WJH Streaming and Integration with Telegraf, InfluxDB and Grafana (TIG) Stack
The Telegraf, InfluxDB and Grafana (TIG) stack is composed of 3 components and used for viewing and analyzing data. The solution provided below is based on TIG components installed on a single container.
TIG is constructed of the following components:
Telegraf: The tool that collects the data from the input with a specific format and forwards it to the InfluxDB
InfluxDB: The database where the data is stored (e.g. the WJH events)

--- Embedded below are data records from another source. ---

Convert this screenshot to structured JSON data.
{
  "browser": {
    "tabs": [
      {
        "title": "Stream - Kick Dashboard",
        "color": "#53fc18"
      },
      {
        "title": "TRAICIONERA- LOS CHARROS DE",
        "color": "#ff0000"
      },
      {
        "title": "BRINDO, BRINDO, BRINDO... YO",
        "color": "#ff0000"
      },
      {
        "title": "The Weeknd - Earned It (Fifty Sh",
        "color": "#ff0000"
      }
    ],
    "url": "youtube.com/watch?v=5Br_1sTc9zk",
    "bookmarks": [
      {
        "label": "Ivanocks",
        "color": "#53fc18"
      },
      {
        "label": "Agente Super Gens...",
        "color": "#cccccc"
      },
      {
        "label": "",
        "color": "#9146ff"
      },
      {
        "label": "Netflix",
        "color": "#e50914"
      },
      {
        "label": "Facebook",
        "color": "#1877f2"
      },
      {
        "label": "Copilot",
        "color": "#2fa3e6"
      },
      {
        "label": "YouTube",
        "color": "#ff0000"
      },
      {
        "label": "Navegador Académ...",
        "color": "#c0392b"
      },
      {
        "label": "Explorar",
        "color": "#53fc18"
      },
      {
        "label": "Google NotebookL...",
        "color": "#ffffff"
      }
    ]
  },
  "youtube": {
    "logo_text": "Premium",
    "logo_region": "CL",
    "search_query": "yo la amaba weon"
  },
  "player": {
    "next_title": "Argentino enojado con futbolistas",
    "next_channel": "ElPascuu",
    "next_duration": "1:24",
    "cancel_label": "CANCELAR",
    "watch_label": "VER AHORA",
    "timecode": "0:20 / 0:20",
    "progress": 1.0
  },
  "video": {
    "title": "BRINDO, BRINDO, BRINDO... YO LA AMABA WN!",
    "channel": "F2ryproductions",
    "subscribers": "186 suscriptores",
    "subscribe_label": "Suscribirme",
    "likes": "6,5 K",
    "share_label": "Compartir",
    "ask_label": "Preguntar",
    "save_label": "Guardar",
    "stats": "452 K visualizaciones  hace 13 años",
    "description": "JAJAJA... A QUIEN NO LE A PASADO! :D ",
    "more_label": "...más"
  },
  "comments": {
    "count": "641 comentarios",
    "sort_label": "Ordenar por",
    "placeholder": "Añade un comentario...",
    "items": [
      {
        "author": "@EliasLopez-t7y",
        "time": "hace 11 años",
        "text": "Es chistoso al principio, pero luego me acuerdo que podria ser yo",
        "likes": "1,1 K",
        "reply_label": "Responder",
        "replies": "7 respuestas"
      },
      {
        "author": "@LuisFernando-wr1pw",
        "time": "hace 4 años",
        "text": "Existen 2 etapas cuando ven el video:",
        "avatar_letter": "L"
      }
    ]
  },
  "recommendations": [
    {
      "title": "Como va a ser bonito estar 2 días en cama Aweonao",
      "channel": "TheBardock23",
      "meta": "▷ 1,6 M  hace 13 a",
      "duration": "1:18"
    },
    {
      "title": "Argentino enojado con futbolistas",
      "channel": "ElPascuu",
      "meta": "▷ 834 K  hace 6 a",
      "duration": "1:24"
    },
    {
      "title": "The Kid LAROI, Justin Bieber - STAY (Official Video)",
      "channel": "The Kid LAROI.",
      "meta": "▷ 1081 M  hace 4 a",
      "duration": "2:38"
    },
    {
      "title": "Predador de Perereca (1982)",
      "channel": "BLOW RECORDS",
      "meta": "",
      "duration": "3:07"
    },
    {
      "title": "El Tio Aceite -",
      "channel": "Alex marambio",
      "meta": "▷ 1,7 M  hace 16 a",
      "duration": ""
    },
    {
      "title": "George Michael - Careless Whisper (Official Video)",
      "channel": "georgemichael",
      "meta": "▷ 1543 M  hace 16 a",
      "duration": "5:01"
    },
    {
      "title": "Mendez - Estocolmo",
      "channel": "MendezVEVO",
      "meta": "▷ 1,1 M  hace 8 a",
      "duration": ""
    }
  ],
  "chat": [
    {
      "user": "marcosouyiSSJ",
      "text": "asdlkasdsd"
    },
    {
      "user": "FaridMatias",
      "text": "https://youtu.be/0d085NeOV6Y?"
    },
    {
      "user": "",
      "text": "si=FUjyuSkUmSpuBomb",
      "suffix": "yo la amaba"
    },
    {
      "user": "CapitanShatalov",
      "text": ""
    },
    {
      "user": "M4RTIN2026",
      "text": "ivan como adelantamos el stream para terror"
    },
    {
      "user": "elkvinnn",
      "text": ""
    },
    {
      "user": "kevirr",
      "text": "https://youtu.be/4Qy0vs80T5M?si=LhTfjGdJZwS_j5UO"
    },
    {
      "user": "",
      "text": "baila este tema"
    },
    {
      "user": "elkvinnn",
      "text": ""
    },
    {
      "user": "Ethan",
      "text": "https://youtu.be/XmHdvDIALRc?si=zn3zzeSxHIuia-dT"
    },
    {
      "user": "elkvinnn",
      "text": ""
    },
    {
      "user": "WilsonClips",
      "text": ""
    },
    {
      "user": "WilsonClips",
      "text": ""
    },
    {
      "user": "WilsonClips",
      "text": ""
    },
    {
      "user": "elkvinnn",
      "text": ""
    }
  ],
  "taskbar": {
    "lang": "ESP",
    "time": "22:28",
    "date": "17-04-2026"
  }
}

Grafana: The visualization dashboard that presents the received data from the InfluxDB in a graphical manner
The below diagram presents a typical flow for the Grafana for What Just Happened® (WJH): Telemetry Agent will collect the WJH data from the switch and send it to Grafana for WJH container where the data is presented in a visualized manner in the Grafana bundled inside Grafana for WJH container.

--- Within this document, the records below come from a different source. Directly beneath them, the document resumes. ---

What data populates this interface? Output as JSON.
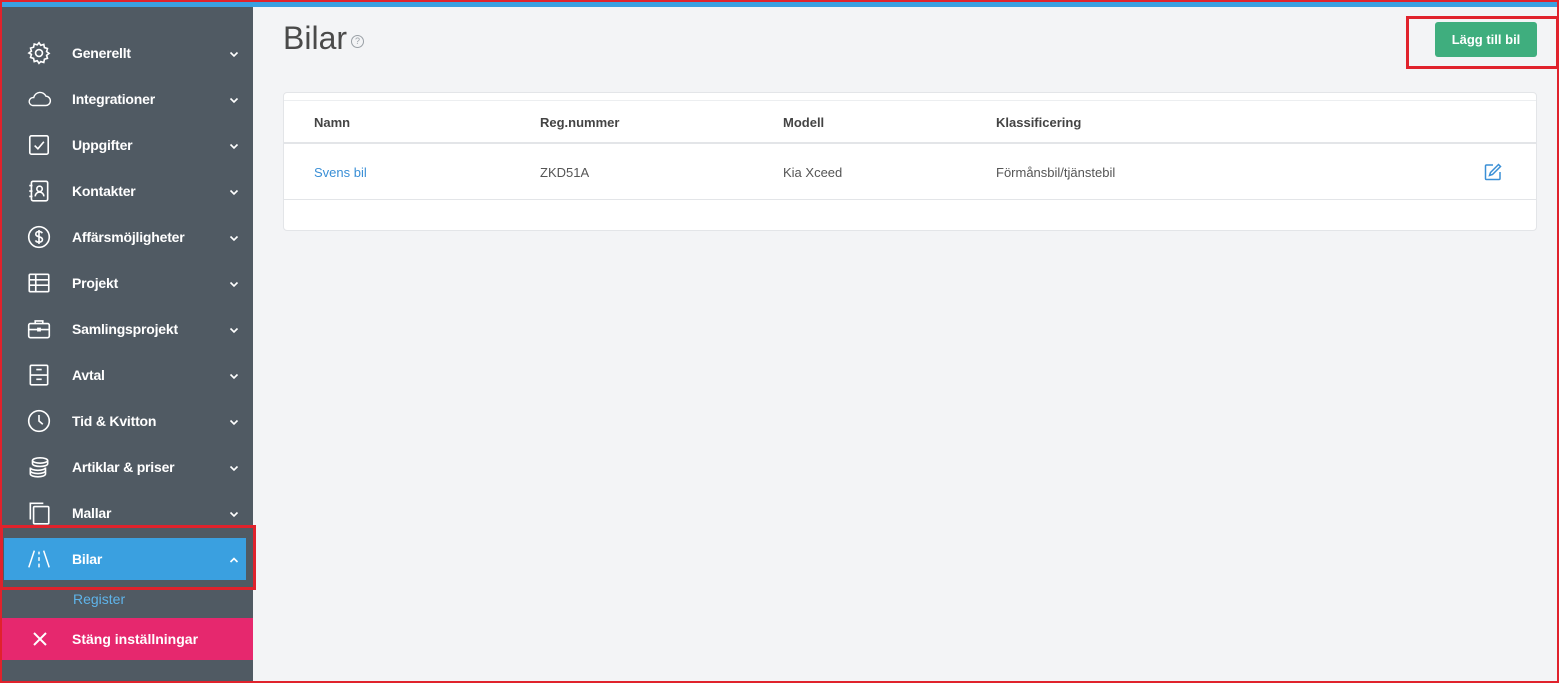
{
  "colors": {
    "sidebar_bg": "#505a63",
    "accent_blue": "#3aa0e0",
    "close_pink": "#e6286e",
    "add_green": "#3fae7e",
    "highlight_red": "#e0222c",
    "link_blue": "#3a8fd6"
  },
  "sidebar": {
    "items": [
      {
        "label": "Generellt",
        "icon": "gear-icon"
      },
      {
        "label": "Integrationer",
        "icon": "cloud-icon"
      },
      {
        "label": "Uppgifter",
        "icon": "checkbox-icon"
      },
      {
        "label": "Kontakter",
        "icon": "contact-card-icon"
      },
      {
        "label": "Affärsmöjligheter",
        "icon": "dollar-circle-icon"
      },
      {
        "label": "Projekt",
        "icon": "table-icon"
      },
      {
        "label": "Samlingsprojekt",
        "icon": "briefcase-icon"
      },
      {
        "label": "Avtal",
        "icon": "archive-drawer-icon"
      },
      {
        "label": "Tid & Kvitton",
        "icon": "clock-icon"
      },
      {
        "label": "Artiklar & priser",
        "icon": "coin-stack-icon"
      },
      {
        "label": "Mallar",
        "icon": "copy-pages-icon"
      },
      {
        "label": "Bilar",
        "icon": "road-icon",
        "active": true
      }
    ],
    "sub_item": "Register",
    "close_label": "Stäng inställningar"
  },
  "page": {
    "title": "Bilar",
    "help": "?",
    "add_button": "Lägg till bil"
  },
  "table": {
    "headers": [
      "Namn",
      "Reg.nummer",
      "Modell",
      "Klassificering"
    ],
    "rows": [
      {
        "name": "Svens bil",
        "reg": "ZKD51A",
        "model": "Kia Xceed",
        "class": "Förmånsbil/tjänstebil"
      }
    ]
  }
}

Running the Grafana for WJH Container
Deployment of the Grafana for WJH container should be performed on a Linux host or a VM.
Prerequisites:
32 GB RAM
16 CPU
To run the Grafana for WJH container:
Install docker CE on CentOS 7.X:
yum install -y yum-utils device-mapper-persistent-data lvm2 yum-config-manager --add-repo https://download.docker.com/linux/centos/docker-ce.repo yum -y install --setopt=obsoletes=0 docker-ce docker-ce-cli containerd.io
Start docker.
service docker start
Set docker service to start when the system boots.
systemctl enable docker
Pull the WJHGraf docker image.
If internet connection is available from the host, and you are pulling the image from the docker hub, run the following command:
docker pull mellanox/wjhgraf
WarningYou may find a direct download link from Docker Hub here.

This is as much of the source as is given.